Чтобы не усугублять отчужденность жильцов друг от друга и чтобы она не переросла в замаскированную улыбками враждебность, между евреями и нацменьшинством нужен был связник, и эту непростую роль добровольно взял на себя мой находчивый дядя Шмуле. С одной стороны, он по мере своих возможностей заочно знакомил своего сослуживца полковника Васильева с каждым жильцом: этот, мол, — замечательный портной (имелся в виду мой отец), этот — первоклассный краснодеревщик (на сработанной им двуспальной кровати почивал бывший президент Литвы Сметона с супругой Зосей), этот — лихач-таксист (за два часа домчит любого пассажира до Минска), а этот — мужской парикмахер, который чудом спасся в Дахау и несмотря на покалеченную в лагере руку стрижет и бреет, как лучшие мастера в Париже; этот — умелец-маляр (в два счета перекрасит вам темную ночь в ясный день); этот — укладчик паркета с многолетним стажем (на загляденье настелет полы в квартире), а этот — интеллигент-бухгалтер (честнее самого Бога, сидит в государственном банке и подсчитывает чужие денежки). С другой стороны, Шмуле убеждал жильцов, что Анатолий Николаевич кому-кому, а им никакого зла не желает. Если он и сторонится их, не вступает с ними в разговоры, то не потому, что они евреи, а потому, что он от природы человек замкнутый, необщительный и что у него настоящий сибирский характер; Васильев даже с женой и с детьми такой — ни одного лишнего слова.
— Самуил Семенович! А я, по правде говоря, думал, что среди евреев — все доктора и скрипачи… У нас в санитарном отделе — Добровицкий, Зак, Нудельман, а на сцене Ойстрах, Коган… Каюсь, просто не ожидал, что столько у вас ремесленников и мастеровых… — не постеснялся признаться Васильев.
— Всякие среди нас водятся, Анатолий Николаевич. Каждый народ, как река, разные рыбы в ней плавают, — мягко поучал Васильева Шмуле. — Если кто-нибудь из них вам понадобится, только скажите… Будет вам и маляр, и паркетчик, и портной, и парикмахер на углу проспекта Сталина и Татарской.
— Надеюсь, сразу все вместе нам не понадобятся, — усмехнулся полковник. — Возможно, по отдельности — да. Лида мне про ремонт уже уши прожужжала, да и старый паркет в гостиной весь покоробился…
— Может, вам начать с портного? — ковал железо, пока горячо, Самуил Семенович. — У меня для вас, товарищ полковник, есть замечательный мастер. За ним далеко ходить не надо. Он в подъезде напротив вас живет. Это мой шурин. Он когда-то самого командующего Белорусским фронтом — маршала Рокоссовского — обшивал. К празднику Победы парадный мундир ему в Пруссии сшил. В этом мундире он и проскакал с Жуковым на белом коне по Красной площади.
— Да что вы?! — воскликнул Васильев.
— Чтоб я так жил! — на еврейский манер ответил Шмуле.
— Верю, верю! Но мы-то с вами, Самуил Семенович, мундиров не носим… И по площадям в праздники на рысаках не скачем. Сами, по-моему, понимаете, почему.

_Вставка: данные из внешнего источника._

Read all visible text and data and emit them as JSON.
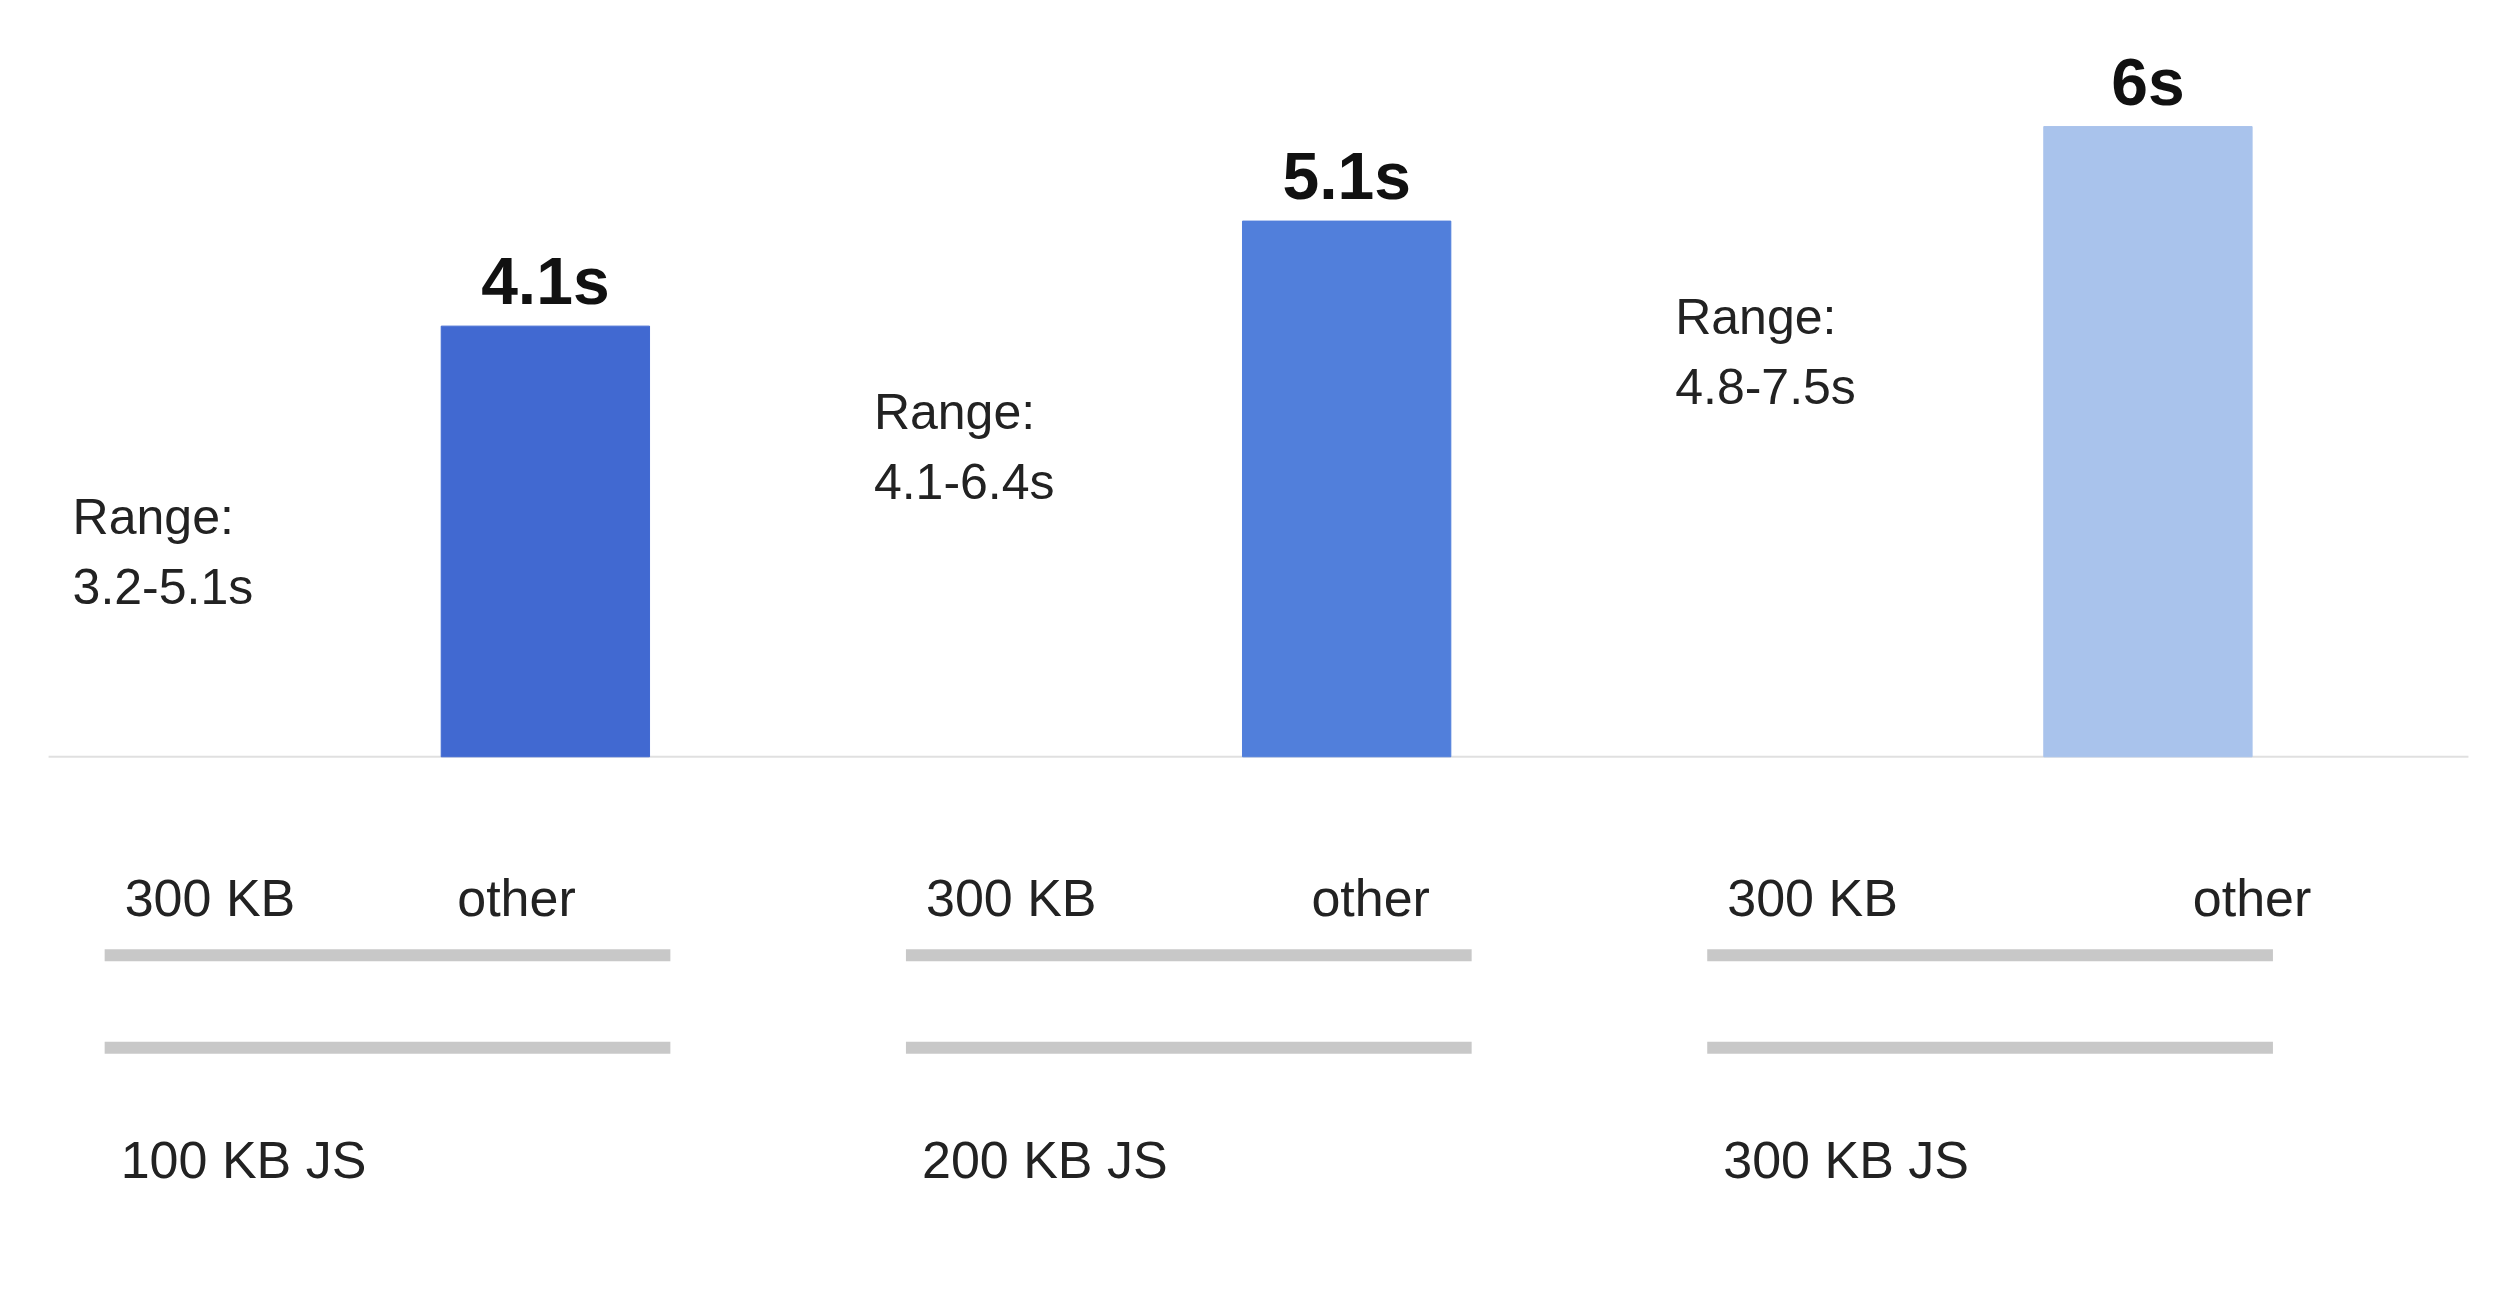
{
  "chart_data": {
    "type": "bar",
    "categories": [
      null,
      null,
      null
    ],
    "values": [
      4.1,
      5.1,
      6
    ],
    "colors": [
      "#4169d1",
      "#517fdb",
      "#a9c3ec"
    ],
    "value_labels": [
      "4.1s",
      "5.1s",
      "6s"
    ],
    "annotations": [
      "Range:\n3.2-5.1s",
      "300 KB",
      "other",
      "100 KB JS",
      "Range:\n4.1-6.4s",
      "300 KB",
      "other",
      "200 KB JS",
      "Range:\n4.8-7.5s",
      "300 KB",
      "other",
      "300 KB JS"
    ],
    "grid": false
  }
}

— Мой шурин сошьет вам такой штатский костюм, какой вам никто ни в каком швейном ателье не сошьет.
— Стоит ли? — По вечной мерзлоте монголоидного лица Анатолия Николаевича вдруг скользнула случайная, теплая улыбка. — В высшем свете не бываю, в филармонию, как в молодости, не хожу, жене пока нравлюсь в любой одежке.
— Стоит, стоит, — не унимался настойчивый Шмуле.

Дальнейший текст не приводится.